Immunohistochemistry (IHC) is a technique which is used to study the tissue distribution of a defined target. It relies on antibodies to detect specific proteins in a sample of tissue which has been paraffin embedded or frozen and can provide a wealth of data regarding protein localization and relative levels of expression. In a clinical laboratory setting this information is used in the diagnosis of various disease conditions, as well as to help predict prognosis and to evaluate a patient’s response to treatment. It can also be used to advance understanding of disease etiology and progression.
IHC for cancer diagnosis
IHC is regularly employed to diagnose cancers since tumor cells often present specific de novo antigens or exhibit irregular levels of protein expression in comparison to healthy tissue samples. It can facilitate the qualification of a cancer as benign or malignant, can allow clinicians to determine the grade of a tumor, and enables identification of the tissue of origin to drive appropriate therapeutic intervention.
A multitude of IHC markers have been identified for clinical oncology, some which are unique to a particular type of cancer and others that demonstrate expression across a range of tumors. It is common for researchers to simultaneously evaluate multiple markers, the detection of which relies on the use of high quality, clinically-validated antibodies to stain biopsies which have been acquired from both healthy and diseased tissue.
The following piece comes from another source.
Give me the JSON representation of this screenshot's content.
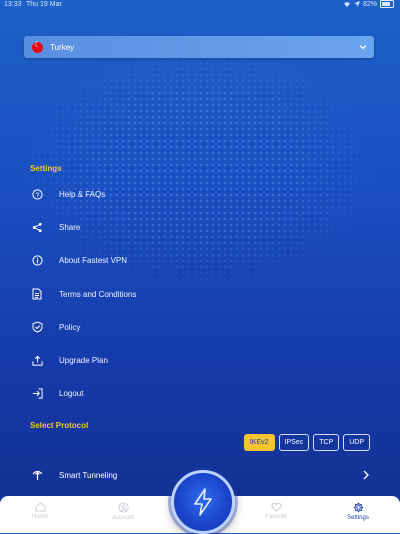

Generation and interpretation of clinical IHC data
Once a tissue sample has been obtained for IHC analysis, it is either fixed and then paraffin embedded or is immediately frozen in liquid nitrogen. Although the subsequent downstream staining process differs depending on the method of sample preservation (for example paraffin embedded sections often necessitate antigen retrieval, whereas this step is not usually required for frozen tissue sections where fixation is mild), a typical IHC staining protocol involves permeabilization, blocking, immunostaining and detection. Antibody binding is visualized using detection moieties which include fluorescent dyes, enzymes or colloidal gold. These may be directly conjugated to the primary antibody or attached to an appropriate secondary reagent. As for any experimental protocol, each step of the procedure requires careful optimization.
For the correct interpretation of clinical IHC data, it is essential to understand the biological and physiological relevance of any markers. A literature review can provide information such as the expected distribution pattern and expression level of the antigenic target. Additionally, it can inform the selection of relevant positive and negative control tissue samples.
Antibodies for clinical IHC
It is fundamental that trusted and well-validated antibodies are used for clinical IHC. These specialized reagents undergo rigorous characterization to assess specificity and sensitivity and are frequently compared to other antibodies raised against the same target to ensure accurate and consistent staining.
In addition to staining positive and negative tissue samples, it is good practice to test any antibodies in at least one other non-IHC method. This could, for instance, be immunocytochemical staining of relevant cells fixed within microplate wells, or Western blot analysis of lysates, recombinant proteins or knockout samples. The inclusion of appropriate controls is vital to any clinical IHC experiment, and antibody-based controls should include staining in which the primary antibody or secondary antibody has been omitted, as well as isotype controls. The latter involves incubation of the sample with isotype matched primary antibodies that have no specificity to the antigenic target. The aim of these controls is to identify the source of any background staining which may be observed.